8. The Representative of Turkey said that in his declaration of 10 December he had already provided all necessary explanations regarding the state of execution of these cases and the measures required. Recalling that in his authorities’ view these cases concerned terrorist offences, he asserted that they would present their proposal to amend the CPP as soon as they considered that it had some chance of success.

9. The Representative of France, noting what had already been said and the action taken to date by the Committee of Ministers, regretted that despite its repeated appeals no concrete measure had been taken. Whilst understanding the constraints of parliamentary procedure, he formed the wish that the obstacles to reopening the applicants’ proceedings might be removed as soon as possible, as a delay of five years since the leading judgment seemed rather long.

10. The Representative of Switzerland said he could understand that cases raising questions linked with terrorism posed problems. But even so, the right of everyone to a fair trial was fundamental. Accordingly, considering the action taken by the Committee of Ministers in the Hulki Günes case, he was concerned that a judgment of 2003 had not yet been executed. He suggested that it would be useful to invite the Turkish authorities to present an action plan with a precise time-frame for adopting the measures needed to execute the judgments.

11. At the 1047th meeting of the Deputies (4 February 2009), the Representative of the Czech Republic expressed regret that, five years after the judgment in the case of Hulki Güneş became final, these cases still appeared on the agenda of the Committee of Ministers.

12. The Representative of Denmark expressed concern that Turkey could still not give a timetable as to when it is planning to change its legislation to comply with the Court’s judgment. He added that governments should be able to convince their Parliaments to adopt the necessary legislation in order to ensure compliance with international obligations, especially when those governments have majority in their parliaments.

13. The Representative of Norway noted that his authorities understood that these cases raised sensitive questions. Nevertheless, he expressed concern that the case of Hulki Güneş has still not been executed for more than five years. He asked for a solution to be found so that these cases are executed.

14. The Representative of the Netherlands shared the concerns expressed by his colleagues. He noted that it appeared that the Turkish Parliament’s attitude was the reason for not executing these judgments. However, this explanation could not be accepted because a State party to the Convention has to respect with its obligations in way or the other.

15. At the 1048th meeting (11 February) the Representative of Belgium said that like those who had taken the floor on previous occasions, he considered that the obligation conferred by Article 46, paragraph 1, of the Convention applied to all alike. He took note of the information provided by the Turkish authorities to the effect that there could be no short-term solution, but indicated that, this being the case, the Committee should persist in its efforts to secure full execution of the judgment in the interest of the credibility of the human rights protection mechanism and of the Organisation.
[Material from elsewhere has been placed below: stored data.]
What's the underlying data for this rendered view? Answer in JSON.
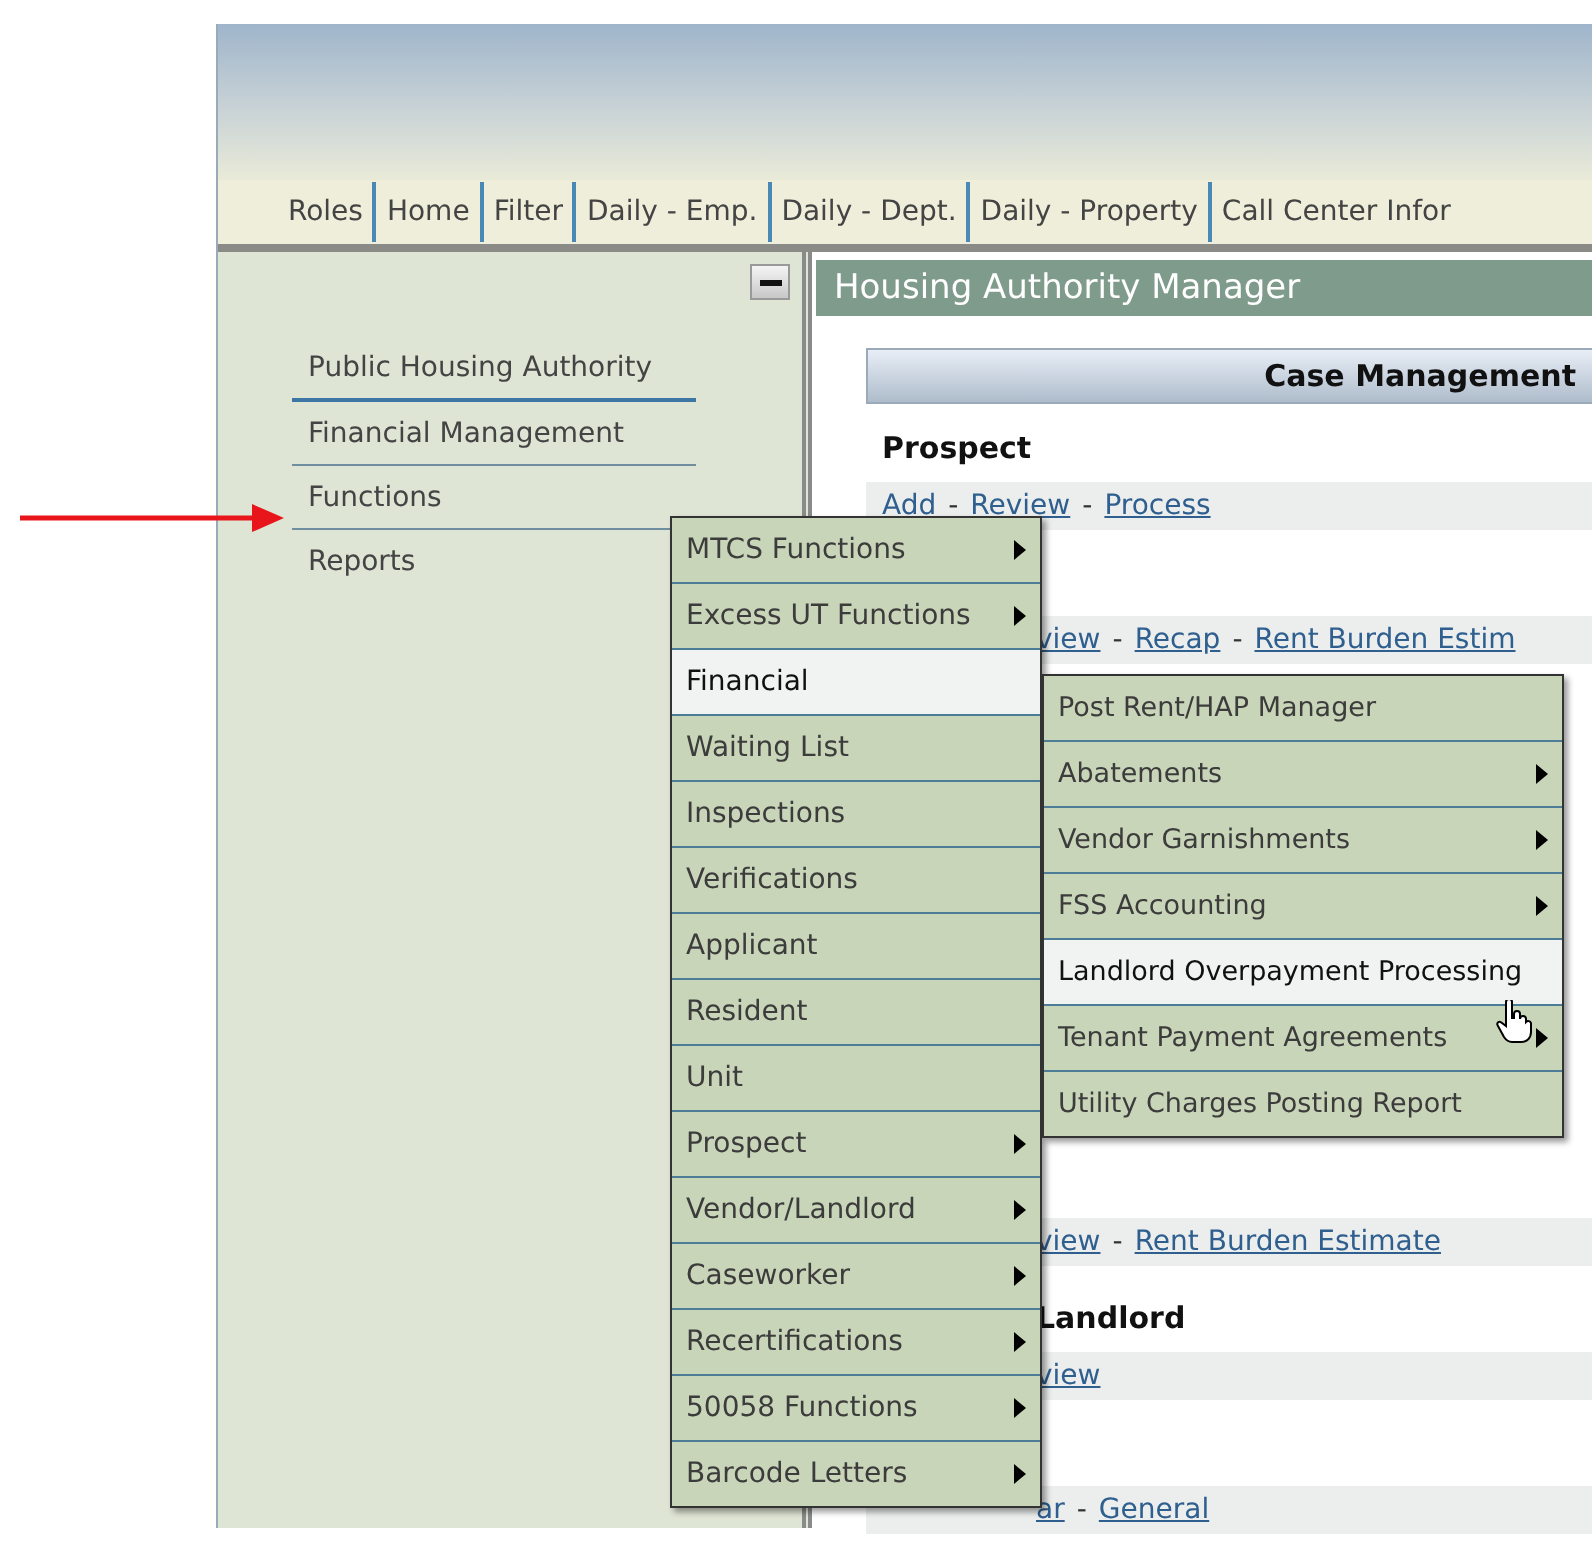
{
  "nav": [
    "Roles",
    "Home",
    "Filter",
    "Daily - Emp.",
    "Daily - Dept.",
    "Daily - Property",
    "Call Center Infor"
  ],
  "sidebar": {
    "items": [
      "Public Housing Authority",
      "Financial Management",
      "Functions",
      "Reports"
    ]
  },
  "panel_title": "Housing Authority Manager",
  "section_header": "Case Management",
  "rows": [
    {
      "kind": "heading",
      "covered_left": false,
      "parts": [
        {
          "kind": "text",
          "text": "Prospect"
        }
      ]
    },
    {
      "kind": "links",
      "covered_left": false,
      "parts": [
        {
          "kind": "link",
          "text": "Add"
        },
        {
          "kind": "sep",
          "text": "-"
        },
        {
          "kind": "link",
          "text": "Review"
        },
        {
          "kind": "sep",
          "text": "-"
        },
        {
          "kind": "link",
          "text": "Process"
        }
      ]
    },
    {
      "kind": "links",
      "covered_left": true,
      "parts": [
        {
          "kind": "link",
          "text": "view"
        },
        {
          "kind": "sep",
          "text": "-"
        },
        {
          "kind": "link",
          "text": "Recap"
        },
        {
          "kind": "sep",
          "text": "-"
        },
        {
          "kind": "link",
          "text": "Rent Burden Estim"
        }
      ]
    },
    {
      "kind": "links",
      "covered_left": true,
      "parts": [
        {
          "kind": "link",
          "text": "view"
        },
        {
          "kind": "sep",
          "text": "-"
        },
        {
          "kind": "link",
          "text": "Rent Burden Estimate"
        }
      ]
    },
    {
      "kind": "heading",
      "covered_left": true,
      "parts": [
        {
          "kind": "text",
          "text": "Landlord"
        }
      ]
    },
    {
      "kind": "links",
      "covered_left": true,
      "parts": [
        {
          "kind": "link",
          "text": "view"
        }
      ]
    },
    {
      "kind": "links",
      "covered_left": true,
      "parts": [
        {
          "kind": "link",
          "text": "ar"
        },
        {
          "kind": "sep",
          "text": "-"
        },
        {
          "kind": "link",
          "text": "General"
        }
      ]
    }
  ],
  "menu": [
    {
      "label": "MTCS Functions",
      "submenu": true,
      "selected": false
    },
    {
      "label": "Excess UT Functions",
      "submenu": true,
      "selected": false
    },
    {
      "label": "Financial",
      "submenu": false,
      "selected": true
    },
    {
      "label": "Waiting List",
      "submenu": false,
      "selected": false
    },
    {
      "label": "Inspections",
      "submenu": false,
      "selected": false
    },
    {
      "label": "Verifications",
      "submenu": false,
      "selected": false
    },
    {
      "label": "Applicant",
      "submenu": false,
      "selected": false
    },
    {
      "label": "Resident",
      "submenu": false,
      "selected": false
    },
    {
      "label": "Unit",
      "submenu": false,
      "selected": false
    },
    {
      "label": "Prospect",
      "submenu": true,
      "selected": false
    },
    {
      "label": "Vendor/Landlord",
      "submenu": true,
      "selected": false
    },
    {
      "label": "Caseworker",
      "submenu": true,
      "selected": false
    },
    {
      "label": "Recertifications",
      "submenu": true,
      "selected": false
    },
    {
      "label": "50058 Functions",
      "submenu": true,
      "selected": false
    },
    {
      "label": "Barcode Letters",
      "submenu": true,
      "selected": false
    }
  ],
  "submenu": [
    {
      "label": "Post Rent/HAP Manager",
      "submenu": false,
      "selected": false
    },
    {
      "label": "Abatements",
      "submenu": true,
      "selected": false
    },
    {
      "label": "Vendor Garnishments",
      "submenu": true,
      "selected": false
    },
    {
      "label": "FSS Accounting",
      "submenu": true,
      "selected": false
    },
    {
      "label": "Landlord Overpayment Processing",
      "submenu": false,
      "selected": true
    },
    {
      "label": "Tenant Payment Agreements",
      "submenu": true,
      "selected": false
    },
    {
      "label": "Utility Charges Posting Report",
      "submenu": false,
      "selected": false
    }
  ]
}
16. The Secretariat (Director General of Human Rights and Legal Affairs) recalled why this question, normally reserved for DH meetings, was on the agenda of regular meetings. This was because, in spite of repeated urgings, the authorities of the respondent state had failed to provide the necessary tangible information requested on the execution measures. It was important to maintain this item on the agenda to see whether the Turkish authorities would take action to execute the judgments within a reasonable time.

1 For reasons of economy the texts appended to the first edition of this document are not reproduced here, but may be obtained from the Secretariat.